Fast schon panisch haut mein Fuss auf das Gaspedal und mit einem Aufbrüllen des Motors springt mein Wagen förmlich aus dem Parkplatz und schießt rückwärts in die Rabatten.
"Scheiße, Scheiße verdammte Scheiße" fluche ich während ich sehe wie dieser dämliche Zierbrunnen hinter mir zu Boden geht.
Das Lenkrad herumreißend, auf Vorwärtsfahrt wechselnd gebe ich erneut Gas. Die Räder fressen sich förmlich durch die Rabatten und eine Fontäne aus Erde, Kiesel, Split und Pflanzen erhebt sich von Heck und verziert die bald nicht mehr so strahlendweiße Fassade des Lyrssenschen Anwesens.
Er hat dich verprügelt! merkt die andere Stimme rechtfertigend an.

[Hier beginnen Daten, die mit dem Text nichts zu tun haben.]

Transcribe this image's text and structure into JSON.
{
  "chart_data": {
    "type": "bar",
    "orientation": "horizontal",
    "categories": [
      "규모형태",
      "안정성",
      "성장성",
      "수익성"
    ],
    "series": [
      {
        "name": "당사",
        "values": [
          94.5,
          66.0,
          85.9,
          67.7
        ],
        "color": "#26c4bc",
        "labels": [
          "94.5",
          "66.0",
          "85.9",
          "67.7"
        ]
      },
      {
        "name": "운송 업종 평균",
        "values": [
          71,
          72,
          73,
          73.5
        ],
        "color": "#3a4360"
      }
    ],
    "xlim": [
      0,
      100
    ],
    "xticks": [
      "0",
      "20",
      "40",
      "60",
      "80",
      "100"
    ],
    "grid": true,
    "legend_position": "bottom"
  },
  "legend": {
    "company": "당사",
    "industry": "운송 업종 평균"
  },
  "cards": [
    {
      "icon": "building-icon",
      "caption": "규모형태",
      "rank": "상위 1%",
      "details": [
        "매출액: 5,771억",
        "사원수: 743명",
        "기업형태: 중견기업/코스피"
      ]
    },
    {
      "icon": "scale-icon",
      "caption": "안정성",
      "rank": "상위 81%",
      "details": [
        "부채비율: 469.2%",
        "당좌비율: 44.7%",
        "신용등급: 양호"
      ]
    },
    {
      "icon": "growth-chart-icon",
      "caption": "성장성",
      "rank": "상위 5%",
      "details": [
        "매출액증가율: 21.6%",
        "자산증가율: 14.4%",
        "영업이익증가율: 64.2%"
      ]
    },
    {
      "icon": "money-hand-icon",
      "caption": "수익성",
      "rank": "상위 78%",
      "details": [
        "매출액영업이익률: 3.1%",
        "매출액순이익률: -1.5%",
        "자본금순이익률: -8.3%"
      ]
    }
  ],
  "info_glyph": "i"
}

Offenbar haben die Räder die Erde nun erfolgreich abgetragen und finden Haftung, denn mit einem leichten Schlingern schiebt sich der Wagen nun wieder auf zu Zufahrt und dreht seine Nase Richtung Tor.
Kaum dass die Hinterreifen wieder festen Boden haben beschleunigt der Wagen rasant und mein Impuls hier wegzukommen blockiert alle andern Gedanken, so dass ich ungebremst durch das Tor brettere und mit wimmernden Reifen nach links abbiege.
Die quietschenden Reifen und das hektische Bremsen anderer Verkehrsteilnehmer wie auch deren Hupen bekomme ich kaum richtig mit, als ich mich auf den Weg zu mir nach Hause mache.

Erst als ich in meinem Wohnzimmer stehe fällt mein Adrenalinlevel wieder.
Was tue ich jetzt? beginne ich zu überlegen.
Soll ich Marco anrufen?
Aber ich entscheide mich dagegen.
Er hat mir nicht geholfen. Auch wenn ich wegen der Situation bereit bin ihm zu verzeihen, kann er jetzt den ersten Schritt machen. Immerhin wurde ich verletzt, also sollte er sich nach meinem Befinden erkundigen.
Wem ich aber nicht so schnell verzeihen werde, ist sein Vater.
Kurz überlege ich, sofort zur Polizei zu fahren und Anzeige zu erstatten, aber dann denke ich mir, dass es vielleicht schlauer ist, mir diese Möglichkeit als Druckmittel vorzubehalten.
Dafür allerdings brauche ich eine sorgfältige Dokumentation meiner Verletzungen und das möglichst jetzt. Die einzige Klinik mit einer Gewaltschutzstelle, die mir einfällt, ist das Zentralkrankenhaus.
So kommt es, dass ich keine Viertelstunde später wieder die Treppe hinabhumpele, in meinen Wagen steige und - jetzt allerdings deutlich ruhiger - zum Zentralkrankenhaus fahre.
Auch wenn es gerade mal zwei Monate her ist, dass man dort eine Verletzungsdokumentation für mich erstellt hat. Wenigstens brauche ich dieses Mal keine Notoperation.
Und ich weiß wen ich gegebenfalls dafür belangen kann.
Außerdem, ich traue Marcos Vater zu, dass der noch auf die Idee kommt, den Schaden an dem Brunnen et cetera von mir einzufordern als wenn sonst nichts gewesen wäre.
Aber ich werde ihn nicht gewinnen lassen. So nicht mit mir!